In a July 25, 2018, tweet, Sean Murray, Hello Games’ founder and team leader for NMS reminded players that their “legacy” bases could be retrieved on the worlds of their choosing, but it would appear that this will work only for a player’s most recent base-build. The strings of bases created by players as they worked their way across the universe are gone, only the most current construction buffered in memory. The original archaeological contexts of the remaining legacy bases were also lost. This is not a criticism, but an observation.
I was able to check on another major heritage site and source of Galactic Hub lore on July 24, 2018: Lennon (aka Drogradur NO425), the capital planet of what was the Galactic Hub during the Pathfinder Era. The results were eerily similar to those discovered on old Pepper Dusk: a watery, ringed world dotted with tiny islands and no sign of what came before. The dozens of comm stations are gone, and I need to find a portal in order to see if Lennon’s portal is still active, although if it is it has likely moved from its earlier position.
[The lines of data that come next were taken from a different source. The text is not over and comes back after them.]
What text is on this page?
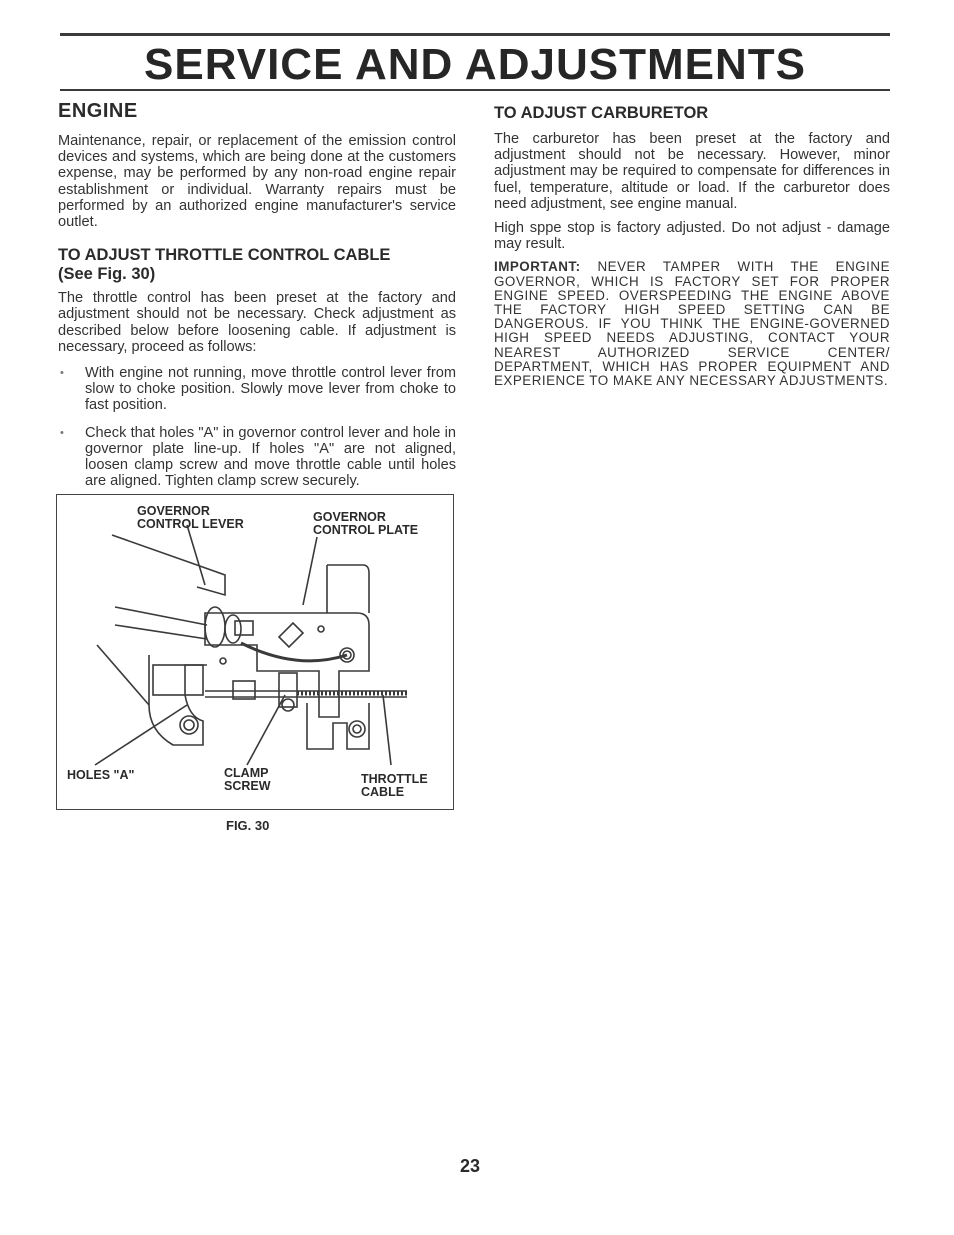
SERVICE AND ADJUSTMENTS
ENGINE

Maintenance, repair, or replacement of the emission control devices and systems, which are being done at the customers expense, may be performed by any non-road engine repair establishment or individual. Warranty repairs must be performed by an authorized engine manufacturer's service outlet.

TO ADJUST THROTTLE CONTROL CABLE
(See Fig. 30)

The throttle control has been preset at the factory and adjustment should not be necessary. Check adjustment as described below before loosening cable. If adjustment is necessary, proceed as follows:

• With engine not running, move throttle control lever from slow to choke position. Slowly move lever from choke to fast position.
• Check that holes "A" in governor control lever and hole in governor plate line-up. If holes "A" are not aligned, loosen clamp screw and move throttle cable until holes are aligned. Tighten clamp screw securely.
GOVERNOR
CONTROL LEVER	GOVERNOR
CONTROL PLATE
HOLES "A"	CLAMP
SCREW	THROTTLE
CABLE
FIG. 30
TO ADJUST CARBURETOR

The carburetor has been preset at the factory and adjustment should not be necessary. However, minor adjustment may be required to compensate for differences in fuel, temperature, altitude or load. If the carburetor does need adjustment, see engine manual.

High sppe stop is factory adjusted. Do not adjust - damage may result.

IMPORTANT: NEVER TAMPER WITH THE ENGINE GOVERNOR, WHICH IS FACTORY SET FOR PROPER ENGINE SPEED. OVERSPEEDING THE ENGINE ABOVE THE FACTORY HIGH SPEED SETTING CAN BE DANGEROUS. IF YOU THINK THE ENGINE-GOVERNED HIGH SPEED NEEDS ADJUSTING, CONTACT YOUR NEAREST AUTHORIZED SERVICE CENTER/ DEPARTMENT, WHICH HAS PROPER EQUIPMENT AND EXPERIENCE TO MAKE ANY NECESSARY ADJUSTMENTS.

23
In the images above, which I shot on July 24, 2018, one sees that the system retained its name from Atlas Rises: Sahara-Miq, but the planet’s name has changed from Drogradur NO425 to Ervincas N20 (still showing as being discovered by Syn1134). The lines emanating from the system show the paths I took to visit the other Legacy Hub sites pre-NEXT. Most—if not all—of the systems have been renamed in NEXT, so old HUB names are absent from the Galactic Map, at least in the Legacy regions. I did find it curious that Lennon’s name appeared when I was in upper orbit, but that changed once I was below the cloud deck. I reported on what Lennon used to look like in Atlas Rises, along with mapping the planet and cataloguing its player-messages here.
The story of losing sites of cultural importance to progress, time, or environmental changes is not new, and seeing NEXT wipe out Pathfinder-Era settlements and material culture did not come as a complete surprise. But players new to the game will not be able to revisit these old sites to see what had been built by the first generation of players, and unless they search online, they will miss the history of NMS‘s first player civilization. The records kept by Syn1334, Zaz Ariins, and the Hub’s player-builders, along with the data I collected from April 4 until July 23, 2018, remain the only evidence of what came before that helped create a rich human lore in a digital universe.
I will continue to visit the remaining 33 Legacy Hub sites I recorded to see if the above trend is true of Pathfinder-Era settlements, while also documenting the archaeological features new to NEXT.
I was kind of wrong, or Online Services were wonky, or Hello Games pushed out a hot-fix, but my return to Lennon on 26 July 2018 showed the massive communication station cluster that used to surround the portal. The portal itself is gone, and most of the comm balls are inaccessible, buried deep under water and then rock. But a few comm stations can be excavated, and at least one hangs in the sky. Lennon’s history is largely intact it would seem, and new guests are building new bases, a new Cairo atop the old.